T. V. F. Brogan argues that "genius" is a middle term in the evolution of the idea of inspiration and poetic ability from a belief in an external source (afflatus, or divine infection, and poetic phrenzy, or divine madness) and an internal source (imagination and the subconscious). However, the concept became nearly identical with poetic madness and divine madness in later Romanticism. The word itself was conflated with the Latin ingenium (natural ability) by the time of the Renaissance, and it thereby becomes a natural spirit or natural essence unique to the individual and yet derived from the place. In this sense, it is still a term synonymous with skill.

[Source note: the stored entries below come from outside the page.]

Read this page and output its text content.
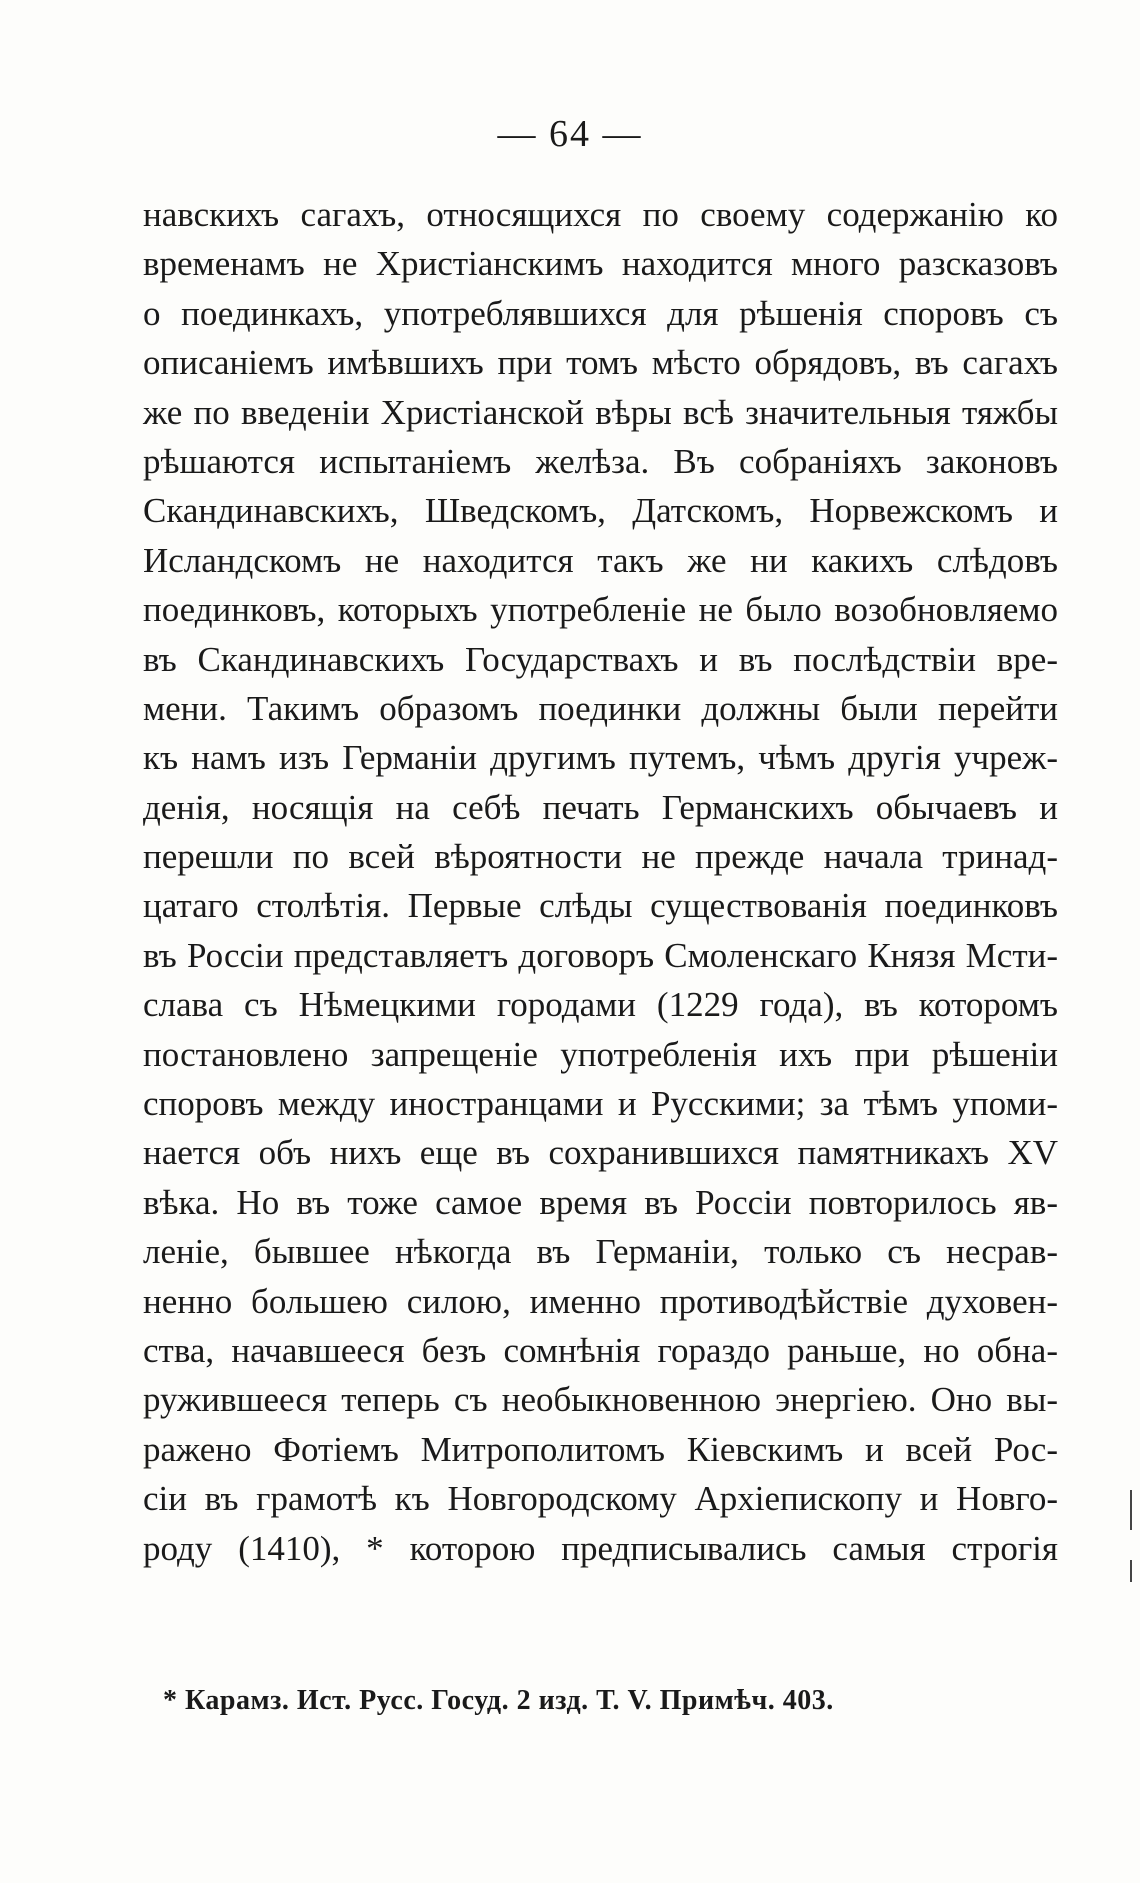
— 64 —
навскихъ сагахъ, относящихся по своему содержанію ко
временамъ не Христіанскимъ находится много разсказовъ
о поединкахъ, употреблявшихся для рѣшенія споровъ съ
описаніемъ имѣвшихъ при томъ мѣсто обрядовъ, въ сагахъ
же по введеніи Христіанской вѣры всѣ значительныя тяжбы
рѣшаются испытаніемъ желѣза. Въ собраніяхъ законовъ
Скандинавскихъ, Шведскомъ, Датскомъ, Норвежскомъ и
Исландскомъ не находится такъ же ни какихъ слѣдовъ
поединковъ, которыхъ употребленіе не было возобновляемо
въ Скандинавскихъ Государствахъ и въ послѣдствіи вре-
мени. Такимъ образомъ поединки должны были перейти
къ намъ изъ Германіи другимъ путемъ, чѣмъ другія учреж-
денія, носящія на себѣ печать Германскихъ обычаевъ и
перешли по всей вѣроятности не прежде начала тринад-
цатаго столѣтія. Первые слѣды существованія поединковъ
въ Россіи представляетъ договоръ Смоленскаго Князя Мсти-
слава съ Нѣмецкими городами (1229 года), въ которомъ
постановлено запрещеніе употребленія ихъ при рѣшеніи
споровъ между иностранцами и Русскими; за тѣмъ упоми-
нается объ нихъ еще въ сохранившихся памятникахъ XV
вѣка. Но въ тоже самое время въ Россіи повторилось яв-
леніе, бывшее нѣкогда въ Германіи, только съ несрав-
ненно большею силою, именно противодѣйствіе духовен-
ства, начавшееся безъ сомнѣнія гораздо раньше, но обна-
ружившееся теперь съ необыкновенною энергіею. Оно вы-
ражено Фотіемъ Митрополитомъ Кіевскимъ и всей Рос-
сіи въ грамотѣ къ Новгородскому Архіепископу и Новго-
роду (1410), * которою предписывались самыя строгія
* Карамз. Ист. Русс. Госуд. 2 изд. Т. V. Примѣч. 403.
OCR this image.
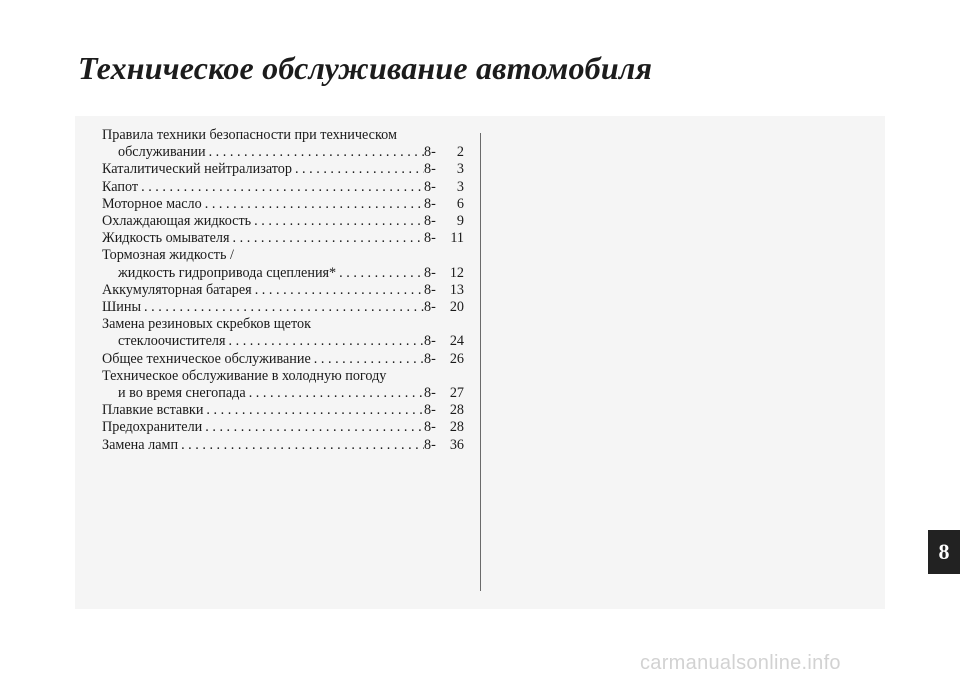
Техническое обслуживание автомобиля
Правила техники безопасности при техническом
обслуживании . . .	8-	2
Каталитический нейтрализатор . . .	8-	3
Капот . . .	8-	3
Моторное масло . . .	8-	6
Охлаждающая жидкость . . .	8-	9
Жидкость омывателя . . .	8-	11
Тормозная жидкость /
жидкость гидропривода сцепления* . . .	8- 12
Аккумуляторная батарея . . .	8- 13
Шины . . .	8- 20
Замена резиновых скребков щеток
стеклоочистителя . . .	8- 24
Общее техническое обслуживание . . .	8- 26
Техническое обслуживание в холодную погоду
и во время снегопада . . .	8- 27
Плавкие вставки . . .	8- 28
Предохранители . . .	8- 28
Замена ламп . . .	8- 36
8
carmanualsonline.info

Edward Young's Conjectures on Original Composition (1759) was the most significant reformulation of "genius" away from "ability" and toward the Romantic concept of "genius" as seer or visionary. His essay influenced the Sturm und Drang German theorists, and these influenced Samuel Taylor Coleridge's Biographia Literaria. The Romantics saw genius as superior to skill, as being far above ability. James Russell Lowell would say "talent is that which is in a man's power: genius is that in whose power a man is" (quoted in Brogan). The emphasis on Gothic literature, on the sublime in general, and the poet as spokesman of a nation's consciousness allowed the declining meaning of "genius" as "natural spirit of the place" and the emergent meaning of "genius" as "inherent and irrational ability" to combine. At the same time, Romanticism's definition of genius as a person driven by a force beyond his or her control and as an ability that surpasses the natural and exceeds the human mind makes it virtually identical with the Classical notion of divine madness or frenzy.

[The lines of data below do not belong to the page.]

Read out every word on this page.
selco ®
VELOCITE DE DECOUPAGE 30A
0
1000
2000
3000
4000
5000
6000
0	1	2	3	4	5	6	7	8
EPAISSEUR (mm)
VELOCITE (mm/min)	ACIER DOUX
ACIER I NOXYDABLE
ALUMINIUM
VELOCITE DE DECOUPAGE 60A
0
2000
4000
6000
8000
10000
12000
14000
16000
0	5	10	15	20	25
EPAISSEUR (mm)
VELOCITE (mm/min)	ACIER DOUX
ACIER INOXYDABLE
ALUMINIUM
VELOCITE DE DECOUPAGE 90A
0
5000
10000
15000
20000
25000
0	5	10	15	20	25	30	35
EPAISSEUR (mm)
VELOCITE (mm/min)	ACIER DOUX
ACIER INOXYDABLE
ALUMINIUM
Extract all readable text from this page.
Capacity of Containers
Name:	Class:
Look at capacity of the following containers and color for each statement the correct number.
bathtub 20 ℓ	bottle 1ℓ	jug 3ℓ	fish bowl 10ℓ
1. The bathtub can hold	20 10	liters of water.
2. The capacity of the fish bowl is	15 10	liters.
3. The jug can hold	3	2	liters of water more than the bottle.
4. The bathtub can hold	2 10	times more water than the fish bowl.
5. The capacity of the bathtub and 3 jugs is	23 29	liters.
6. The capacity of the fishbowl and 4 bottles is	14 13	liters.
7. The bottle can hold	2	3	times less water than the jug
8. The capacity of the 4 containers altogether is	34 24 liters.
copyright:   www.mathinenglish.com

With the incorporation of Sigmund Freud's theories of poetic madness and the irrationality of imagination deriving from the subconscious, "genius" in poetry entered 20th century critical parlance as, again, something inherent in the writer. The writer was special and set aside from others by "genius", which might be a psychic wound or a particular formation of the ego but which was nonetheless unique to that particular person and was the critical feature that made that person an artist. Irving Babbitt's writings discuss the genius in the Modernist view. Again, genius is something above skill, something that cannot be explained, contained, or diagnosed.

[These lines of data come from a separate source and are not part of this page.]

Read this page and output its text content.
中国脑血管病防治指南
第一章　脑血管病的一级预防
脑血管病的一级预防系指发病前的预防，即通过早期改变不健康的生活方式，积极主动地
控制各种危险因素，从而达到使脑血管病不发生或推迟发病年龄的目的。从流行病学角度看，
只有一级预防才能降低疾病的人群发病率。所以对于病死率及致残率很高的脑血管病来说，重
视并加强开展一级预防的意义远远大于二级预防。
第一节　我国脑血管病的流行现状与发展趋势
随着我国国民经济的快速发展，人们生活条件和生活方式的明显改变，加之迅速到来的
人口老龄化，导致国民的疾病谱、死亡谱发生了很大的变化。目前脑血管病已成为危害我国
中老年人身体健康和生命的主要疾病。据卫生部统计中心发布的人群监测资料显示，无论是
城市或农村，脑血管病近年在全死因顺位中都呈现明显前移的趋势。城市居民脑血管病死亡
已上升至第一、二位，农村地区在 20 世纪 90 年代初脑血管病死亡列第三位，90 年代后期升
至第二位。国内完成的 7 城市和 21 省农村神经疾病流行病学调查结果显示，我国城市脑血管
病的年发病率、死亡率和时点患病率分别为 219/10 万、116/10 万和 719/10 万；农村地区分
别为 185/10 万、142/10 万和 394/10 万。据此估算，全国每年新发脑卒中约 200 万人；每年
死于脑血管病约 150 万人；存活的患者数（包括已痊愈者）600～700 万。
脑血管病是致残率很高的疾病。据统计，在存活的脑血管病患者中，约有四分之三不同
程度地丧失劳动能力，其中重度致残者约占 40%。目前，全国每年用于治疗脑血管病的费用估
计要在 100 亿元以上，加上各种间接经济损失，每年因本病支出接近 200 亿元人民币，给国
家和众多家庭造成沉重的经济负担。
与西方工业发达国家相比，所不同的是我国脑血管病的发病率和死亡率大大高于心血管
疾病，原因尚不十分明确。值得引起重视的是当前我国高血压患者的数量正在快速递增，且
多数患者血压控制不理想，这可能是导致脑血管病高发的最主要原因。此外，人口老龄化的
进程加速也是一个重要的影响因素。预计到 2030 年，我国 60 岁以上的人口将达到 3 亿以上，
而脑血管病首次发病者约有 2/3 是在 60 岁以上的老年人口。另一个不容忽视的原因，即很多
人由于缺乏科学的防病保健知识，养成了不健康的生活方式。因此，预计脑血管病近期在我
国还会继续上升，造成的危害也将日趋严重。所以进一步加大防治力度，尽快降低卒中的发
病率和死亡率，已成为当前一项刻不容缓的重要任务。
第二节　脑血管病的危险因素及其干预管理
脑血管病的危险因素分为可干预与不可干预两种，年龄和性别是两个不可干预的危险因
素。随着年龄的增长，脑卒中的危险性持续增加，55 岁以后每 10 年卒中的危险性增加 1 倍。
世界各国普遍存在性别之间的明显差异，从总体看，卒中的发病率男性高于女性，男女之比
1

Since Modernism's decline, "genius" has faded somewhat from critical discussions. As writing has focused on its own media and writers have focused on process (e.g. the L=A=N=G=U=A=G=E poets and post-modernism), the belief in a special trait that makes the artist above the run of humanity, and more particularly the view that skill is inferior to imagination, has been in decline. However, there is an emergent concept of genius Archived 2009-03-13 at the Wayback Machine associated with the culture of certain contemporary literary circles. Such an image of genius is often defined in opposition to the figure of the critic, the former being more independent and spontaneous in their thought, the latter being more self-reflective but consequently restricted to responding to, rather than creating, enduring cultural artifacts. The earliest version of this formulation is to be found in Gotthold Ephraim Lessing's commentary on Immanuel Kant's notion of genius. Kant scholar Jane Kneller articulates the subtlety of his distinction by explaining "genius demonstrates its autonomy not by ignoring all rules, but by deriving the rules from itself."[1]